Washington, Sept 26 (The Street Press) – On Tuesday, the U.S. Senate made progress on a bill that both Democrats and Republicans support to prevent a government shutdown in just five days. Meanwhile, the House tried to move forward with a different plan supported only by Republicans.
The Senate voted 77-19 to start discussing a proposal that would keep the government funded until November 17. This proposal also allocates about $6 billion for responding to domestic disasters and another roughly $6 billion to aid Ukraine.
On the other hand, the Republican-controlled House of Representatives aimed to proceed with its own partisan strategy, which was unlikely to gain approval in the Democratic-majority Senate.
The House conducted a procedural vote to advance four spending bills aligned with conservative priorities. However, these bills had little chance of becoming law. Even if they were passed, they would only fund a portion of the government and wouldn’t prevent a shutdown.

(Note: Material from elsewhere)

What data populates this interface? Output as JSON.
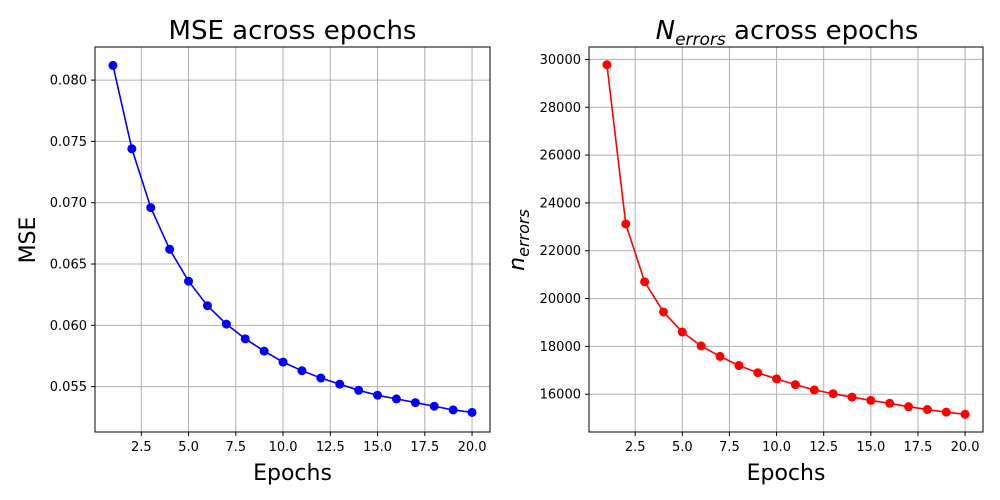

The division between the two chambers indicates a growing likelihood of the federal government experiencing its fourth shutdown in a decade this coming Sunday. This ongoing pattern of partisan disagreements is starting to impact Wall Street’s confidence in U.S. government credit.
To address this, Senate Majority Leader Chuck Schumer, a Democrat, and Senate Republican Leader Mitch McConnell worked together to secure approval for a short-term extension of federal funding at current levels, aiming for a bipartisan solution.
House Speaker Kevin McCarthy has indicated his intention to seek approval from his divided Republican colleagues for a bill that would provide temporary government funding. However, his plan involves attaching stringent border and immigration restrictions, which are unlikely to garner enough support from Democrats in both the House and Senate to become law.
It’s worth noting that earlier in May, Democratic President Joe Biden and McCarthy had aimed to prevent a shutdown this year by agreeing to discretionary spending of $1.59 trillion for the fiscal year starting on October 1, following a standoff over the federal debt ceiling.
The White House has called on Republicans to uphold the previously agreed-upon deal. Press Secretary Karine Jean-Pierre stated, “House Republicans should join the Senate in doing their job, stop playing political games with peoples’ lives, and abide by the bipartisan deal two-thirds of them voted for in May”.
Some conservative members to the right of McCarthy have opposed the existing deal and are pushing for an additional $120 billion in cuts.
McCarthy’s proposal includes resuming the construction of the U.S.-Mexico border wall, a prominent policy from former President Donald Trump’s administration, and introducing stricter immigration policies. Critics argue that these measures could effectively eliminate the possibility of asylum for immigrants in the United States.
McCarthy has urged President Biden and congressional Democrats to reconsider their stance, while Senate Majority Leader McConnell made a plea to his House counterpart to support the Senate bill.
McConnell emphasized the negative consequences of government shutdowns, saying, “Government shutdowns are bad news, whichever way you’d look at it”.
In response, McCarthy proposed a solution: “Let’s do something on the border, keep the government open and show this nation that we can do it right, and solve the rest of our problems as we go”.
If an agreement isn’t reached, hundreds of thousands of federal workers could face furloughs, and a wide range of services, including economic data releases and nutrition benefits, would be suspended starting on Sunday.
The current standoff has raised concerns at Moody’s credit rating agency, although it’s uncertain whether it will negatively impact U.S. creditworthiness. Past government shutdowns have generally not had a significant impact on the world’s largest economy.
Former President Trump, the leading contender for the 2024 Republican nomination, has expressed support for the idea of a government shutdown.
It’s important to note that the cuts being advocated by hardliners represent only a small portion of the total U.S. budget, which is set to reach $6.4 trillion for this fiscal year. Lawmakers are not considering reductions to popular benefit programs like Social Security and Medicare, which are expected to grow significantly as the population ages.
Throughout the years, Congress has faced government shutdowns 14 times since 1981, but most of these funding gaps have been brief, lasting only a day or two.